Sunday, November 10, 2013

Earth and Sustainability

  1. One doesn’t like to quibble with the leading environmentalists of today, but this isn’t Eaarth.
    1. This is Earth. We get no other planet. To recognize it as our only chance, as the same familiar home we’re had for so long, is crucial. If there are answers, they are here, on Earth and within our own selves.
  2. “GEa + GEn ≤ GRa + GRn = The Sustainability Equation.” At a conference recently, a man from the International Appalachian Trail stood proudly before a slide with this information. “Oh,” I muttered, “that’s it? Now that it’s been made so simple, we’ll be able to save the planet by lunch.”
  3. We didn’t. I doubt such clean numbers and equations are real solutions.
  4. “Thousands Feared Dead After Typhoon Haiyan.” NPR headline, November 10, 2103. Thousands aren’t feared dead this morning, while I’m writing this with my sore heart and radio both turned up. Thousands are known dead. Wishing otherwise while waiting for facts we know will not change the reality. And no one should be surprised by these storms any more. Horror, pity, relief that it wasn’t your home this time, feel that. But do not insult yourself with pretending to be shocked anymore.
5.         First they came for the Communists,
and I didn’t speak up,
because I wasn’t a Communist.
Then they came for the Jews,
and I didn’t speak up,
because I wasn’t a Jew.
Then they came for the Catholics,
and I didn’t speak up,
because I was a Protestant.
Then they came for me,
and by that time there was no one
left to speak up for me.
—Martin Niemoller
Speak up. Act up. Don’t pretend you have no power to prevent disasters. And don't let anyone deny you that power or convince you that you have none. 

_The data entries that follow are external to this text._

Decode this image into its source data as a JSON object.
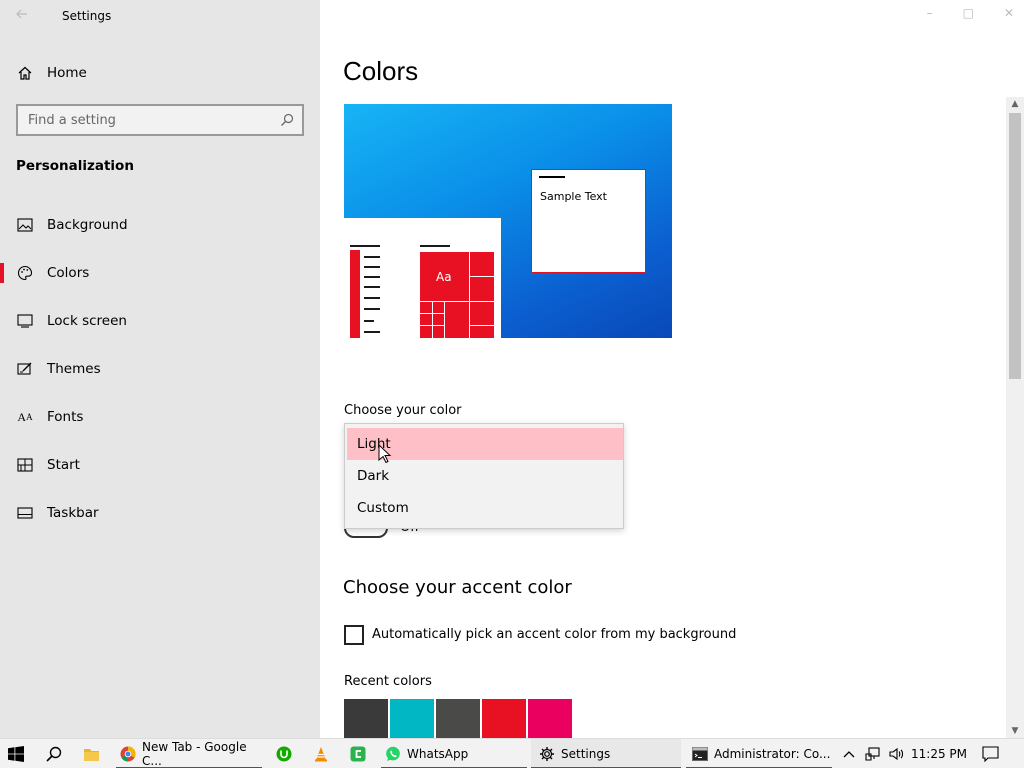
{
  "app": {
    "title": "Settings"
  },
  "sidebar": {
    "home_label": "Home",
    "search_placeholder": "Find a setting",
    "section_title": "Personalization",
    "items": [
      {
        "label": "Background",
        "icon": "image-icon"
      },
      {
        "label": "Colors",
        "icon": "palette-icon",
        "active": true
      },
      {
        "label": "Lock screen",
        "icon": "lock-screen-icon"
      },
      {
        "label": "Themes",
        "icon": "themes-icon"
      },
      {
        "label": "Fonts",
        "icon": "fonts-icon"
      },
      {
        "label": "Start",
        "icon": "start-icon"
      },
      {
        "label": "Taskbar",
        "icon": "taskbar-icon"
      }
    ]
  },
  "main": {
    "title": "Colors",
    "preview": {
      "sample_text": "Sample Text",
      "tile_text": "Aa"
    },
    "choose_color": {
      "label": "Choose your color",
      "options": [
        "Light",
        "Dark",
        "Custom"
      ],
      "hovered": "Light"
    },
    "transparency_toggle_state": "Off",
    "accent": {
      "title": "Choose your accent color",
      "auto_pick_label": "Automatically pick an accent color from my background",
      "auto_pick_checked": false,
      "recent_colors_label": "Recent colors",
      "recent_colors": [
        "#3a3a3a",
        "#00b7c3",
        "#4a4a48",
        "#e81123",
        "#ea005e"
      ]
    }
  },
  "colors": {
    "accent": "#e81123",
    "hover_option": "#ffbfc6"
  },
  "taskbar": {
    "apps": [
      {
        "label": "New Tab - Google C...",
        "icon": "chrome-icon",
        "running": true
      },
      {
        "label": "",
        "icon": "upwork-icon",
        "running": false
      },
      {
        "label": "",
        "icon": "vlc-icon",
        "running": false
      },
      {
        "label": "",
        "icon": "camtasia-icon",
        "running": false
      },
      {
        "label": "WhatsApp",
        "icon": "whatsapp-icon",
        "running": true
      },
      {
        "label": "Settings",
        "icon": "gear-icon",
        "running": true,
        "active": true
      },
      {
        "label": "Administrator:  Co...",
        "icon": "cmd-icon",
        "running": true
      }
    ],
    "clock": "11:25 PM"
  }
}
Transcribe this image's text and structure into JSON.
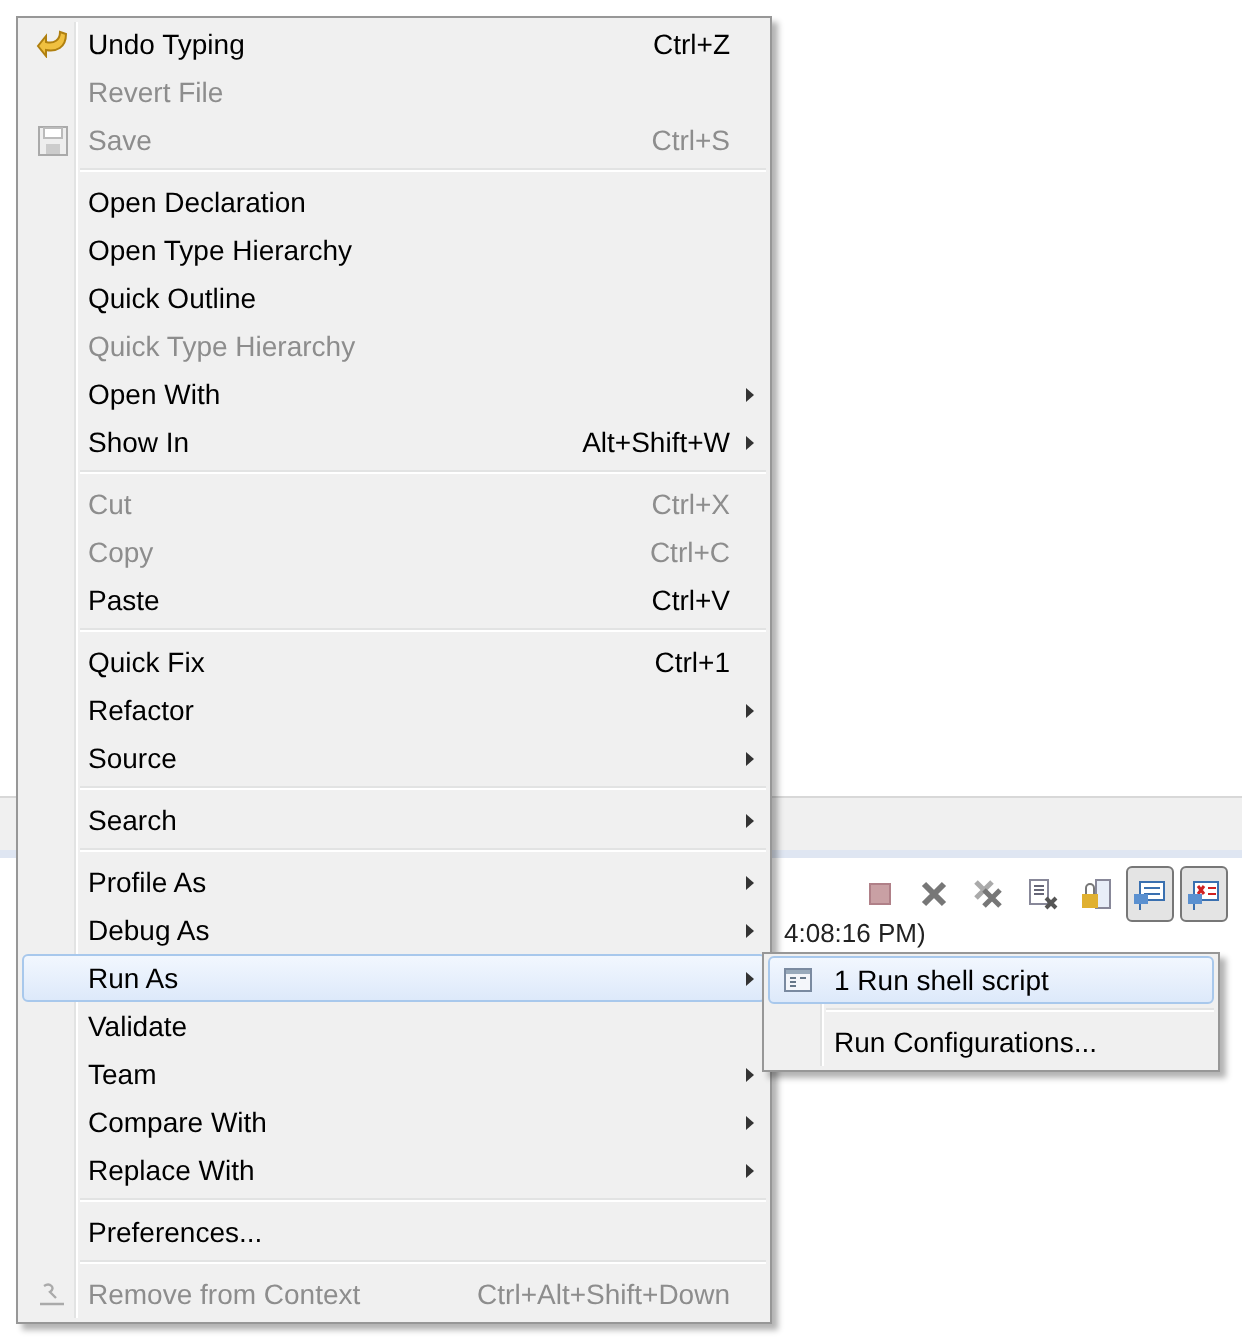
{
  "background": {
    "toolbar": [
      {
        "kind": "stop",
        "selected": false
      },
      {
        "kind": "remove",
        "selected": false
      },
      {
        "kind": "remove-all",
        "selected": false
      },
      {
        "kind": "doc",
        "selected": false
      },
      {
        "kind": "lock",
        "selected": false
      },
      {
        "kind": "console",
        "selected": true
      },
      {
        "kind": "console-error",
        "selected": true
      }
    ],
    "console_text": "4:08:16 PM)"
  },
  "menu": {
    "groups": [
      [
        {
          "label": "Undo Typing",
          "shortcut": "Ctrl+Z",
          "disabled": false,
          "submenu": false,
          "selected": false,
          "kind": "undo"
        },
        {
          "label": "Revert File",
          "disabled": true,
          "submenu": false,
          "selected": false,
          "kind": "plain"
        },
        {
          "label": "Save",
          "shortcut": "Ctrl+S",
          "disabled": true,
          "submenu": false,
          "selected": false,
          "kind": "save"
        }
      ],
      [
        {
          "label": "Open Declaration",
          "disabled": false,
          "submenu": false,
          "selected": false,
          "kind": "plain"
        },
        {
          "label": "Open Type Hierarchy",
          "disabled": false,
          "submenu": false,
          "selected": false,
          "kind": "plain"
        },
        {
          "label": "Quick Outline",
          "disabled": false,
          "submenu": false,
          "selected": false,
          "kind": "plain"
        },
        {
          "label": "Quick Type Hierarchy",
          "disabled": true,
          "submenu": false,
          "selected": false,
          "kind": "plain"
        },
        {
          "label": "Open With",
          "disabled": false,
          "submenu": true,
          "selected": false,
          "kind": "plain"
        },
        {
          "label": "Show In",
          "shortcut": "Alt+Shift+W",
          "disabled": false,
          "submenu": true,
          "selected": false,
          "kind": "plain"
        }
      ],
      [
        {
          "label": "Cut",
          "shortcut": "Ctrl+X",
          "disabled": true,
          "submenu": false,
          "selected": false,
          "kind": "plain"
        },
        {
          "label": "Copy",
          "shortcut": "Ctrl+C",
          "disabled": true,
          "submenu": false,
          "selected": false,
          "kind": "plain"
        },
        {
          "label": "Paste",
          "shortcut": "Ctrl+V",
          "disabled": false,
          "submenu": false,
          "selected": false,
          "kind": "plain"
        }
      ],
      [
        {
          "label": "Quick Fix",
          "shortcut": "Ctrl+1",
          "disabled": false,
          "submenu": false,
          "selected": false,
          "kind": "plain"
        },
        {
          "label": "Refactor",
          "disabled": false,
          "submenu": true,
          "selected": false,
          "kind": "plain"
        },
        {
          "label": "Source",
          "disabled": false,
          "submenu": true,
          "selected": false,
          "kind": "plain"
        }
      ],
      [
        {
          "label": "Search",
          "disabled": false,
          "submenu": true,
          "selected": false,
          "kind": "plain"
        }
      ],
      [
        {
          "label": "Profile As",
          "disabled": false,
          "submenu": true,
          "selected": false,
          "kind": "plain"
        },
        {
          "label": "Debug As",
          "disabled": false,
          "submenu": true,
          "selected": false,
          "kind": "plain"
        },
        {
          "label": "Run As",
          "disabled": false,
          "submenu": true,
          "selected": true,
          "kind": "plain"
        },
        {
          "label": "Validate",
          "disabled": false,
          "submenu": false,
          "selected": false,
          "kind": "plain"
        },
        {
          "label": "Team",
          "disabled": false,
          "submenu": true,
          "selected": false,
          "kind": "plain"
        },
        {
          "label": "Compare With",
          "disabled": false,
          "submenu": true,
          "selected": false,
          "kind": "plain"
        },
        {
          "label": "Replace With",
          "disabled": false,
          "submenu": true,
          "selected": false,
          "kind": "plain"
        }
      ],
      [
        {
          "label": "Preferences...",
          "disabled": false,
          "submenu": false,
          "selected": false,
          "kind": "plain"
        }
      ],
      [
        {
          "label": "Remove from Context",
          "shortcut": "Ctrl+Alt+Shift+Down",
          "disabled": true,
          "submenu": false,
          "selected": false,
          "kind": "remove-context"
        }
      ]
    ]
  },
  "submenu": {
    "groups": [
      [
        {
          "label": "1 Run shell script",
          "selected": true,
          "kind": "script"
        }
      ],
      [
        {
          "label": "Run Configurations...",
          "selected": false,
          "kind": "plain"
        }
      ]
    ]
  }
}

  1. As always, there are reports of local people heading to the site of this latest devastation, as if they were angels. Perhaps they are. But, they are not the only souls who can work against climatic destruction.
  2. Why is disaster clean-up both as altruistic as Mother Theresa and as sexy as Indiana Jones, but people trying to prevent such events are called hippies and weirdos who want to freeze to death in the dark, who hate jobs and the economy, who are out of touch Luddites?
  3. Is it too much to ask that we all use less?
  4. There are hundreds of disaster and emergency management graduate programs. I applaud their efforts. I cannot find a program in disaster prevention. We need to work on the root of the problem, the cause rather than just the effect.
  5. Is it too personal to look deeply for that root?
  6. At work, we go through reams of paper every week. As a member of the Sustainability Committee, I ask if we can demand that all paper be printed double-sided. My boss says that depends on how militant I want to be about “all this sustainability stuff.”
  7. It isn’t militant. It’s passionate.